A good understanding regarding the uses of a flatbed trailer is just as useful for people just starting in the commercial transportation industry as it is for longtime industry veterans. A firm grasp of how these vehicles work and the proper techniques for loading them allows drivers and the companies that hire them to take full advantage of these vehicles while ensuring the safe delivery of their loads.

Design and Construction of Flatbed Trailers.

The flat trailer design that is the hallmark of a flatbed trailer allows the trailer to double as a floor or shelf. Most flatbed trailers do not have ceilings or walls, which can be a pro or a con depending on the situation.

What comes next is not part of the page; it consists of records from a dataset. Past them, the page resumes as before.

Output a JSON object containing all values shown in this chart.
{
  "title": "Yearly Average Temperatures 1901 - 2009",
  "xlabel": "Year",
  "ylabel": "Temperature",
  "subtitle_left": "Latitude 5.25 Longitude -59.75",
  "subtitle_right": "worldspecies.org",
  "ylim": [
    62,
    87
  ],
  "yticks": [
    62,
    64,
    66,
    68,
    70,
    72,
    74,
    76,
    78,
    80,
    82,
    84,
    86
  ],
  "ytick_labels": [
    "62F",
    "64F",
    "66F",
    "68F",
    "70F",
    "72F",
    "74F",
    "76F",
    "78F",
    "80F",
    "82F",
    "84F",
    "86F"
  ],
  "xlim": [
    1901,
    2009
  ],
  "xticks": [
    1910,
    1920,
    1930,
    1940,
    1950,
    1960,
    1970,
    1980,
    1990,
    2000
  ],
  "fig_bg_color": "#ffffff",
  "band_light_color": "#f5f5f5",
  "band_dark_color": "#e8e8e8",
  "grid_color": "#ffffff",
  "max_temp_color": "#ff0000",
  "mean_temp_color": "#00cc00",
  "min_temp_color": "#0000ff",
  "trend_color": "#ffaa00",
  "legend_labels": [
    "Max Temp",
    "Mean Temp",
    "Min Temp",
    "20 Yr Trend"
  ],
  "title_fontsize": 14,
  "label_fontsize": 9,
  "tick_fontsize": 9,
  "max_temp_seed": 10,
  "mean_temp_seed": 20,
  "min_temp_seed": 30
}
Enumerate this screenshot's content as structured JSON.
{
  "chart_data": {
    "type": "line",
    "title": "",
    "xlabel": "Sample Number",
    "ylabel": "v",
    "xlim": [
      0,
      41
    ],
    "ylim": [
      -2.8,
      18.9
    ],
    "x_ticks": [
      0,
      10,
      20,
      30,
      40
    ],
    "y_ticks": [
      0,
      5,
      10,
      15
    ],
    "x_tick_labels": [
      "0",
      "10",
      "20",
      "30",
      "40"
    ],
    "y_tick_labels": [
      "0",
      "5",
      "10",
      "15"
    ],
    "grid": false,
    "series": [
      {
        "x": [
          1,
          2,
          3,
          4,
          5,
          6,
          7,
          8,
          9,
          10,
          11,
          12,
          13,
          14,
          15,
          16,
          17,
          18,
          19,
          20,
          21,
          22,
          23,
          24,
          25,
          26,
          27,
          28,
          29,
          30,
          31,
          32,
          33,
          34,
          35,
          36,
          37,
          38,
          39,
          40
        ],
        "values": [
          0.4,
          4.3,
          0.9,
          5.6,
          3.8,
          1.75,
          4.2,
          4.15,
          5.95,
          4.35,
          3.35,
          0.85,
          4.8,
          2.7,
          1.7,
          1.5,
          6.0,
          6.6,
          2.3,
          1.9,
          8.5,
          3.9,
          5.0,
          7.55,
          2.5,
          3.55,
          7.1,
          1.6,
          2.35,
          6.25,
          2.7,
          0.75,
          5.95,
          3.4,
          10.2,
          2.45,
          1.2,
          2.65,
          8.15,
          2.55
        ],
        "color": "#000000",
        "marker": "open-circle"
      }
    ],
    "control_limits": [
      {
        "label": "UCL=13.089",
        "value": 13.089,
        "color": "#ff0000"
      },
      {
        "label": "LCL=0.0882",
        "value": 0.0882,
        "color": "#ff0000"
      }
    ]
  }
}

One positive benefit of flatbed trailer design is there is never a need to worry about loading extra tall products. The tradeoff is that less protection is available to loads due to the lack of walls.

Another benefit to a person interested in a flatbed trailer purchase or finding flatbed semi trailers for rent is a versatility that makes the trailer ideal for a variety of load types. According to the experts at Hale Trailer, “One of the many reasons flatbeds are a favorite for hauling materials is because they can carry weights up to 48,000 pounds, with their length ranging from 48 to 53 feet. Flatbed trailers are highly versatile, capable of hauling everything from steel coils to lumber.” When flatbed trailers become the chosen vessel to transport heavy objects, there is less need to worry about any damage that wood, metal, and other materials can cause the walls of other commercial transport vehicles.

Loading a Flatbed Trailer.

Flatbed trailers come in various sizes, and different construction materials are available to make them. The construction of the flatbed trailer selected will become the determining factor as to what type of loads are convenient to haul with a particular trailer.

It is important to note that the flexibility of a flatbed trailer does not mean that road safety issues are not of importance when loading a trailer. For instance, you do not want things hanging from the back of a flatbed trailer simply because it is possible to do so.

Common flatbed trailer types include:

Standard Trailers.

Standard flatbed trailers represent a good choice for transporting large construction equipment. Machinery and objects constructed with steel ride well via standard flatbed trailers.

Double-Deck Trailers.

The top of a double-deck trailer sits lower than other flatbed trailer types, providing additional overhead clearance for large loads.

Double-Drop Trailers.

Double-drop flatbed trailers possess raised front and rear decks that combine with a low center to form a well that makes it convenient to load and transport taller items. Loaders benefit from not having to lift heavy objects very high, but the design of the truck also results in a trailer length with less usable space.

Safe Loading of Flatbed Trucks.

Many of the injuries sustained while loading flatbed trucks can be eliminated through the use of basic safety equipment. This equipment includes nets, harnesses, safety ladders, and others. Knowing when and how to use this equipment is essential to the safety of drivers and loaders.

The Takeaway.

Flatbed trailers are essential to the transport of heavy loads across the country. However, transport efforts will go more smoothly if drivers and loaders gain a complete understanding of the flatbed trailer options available to them.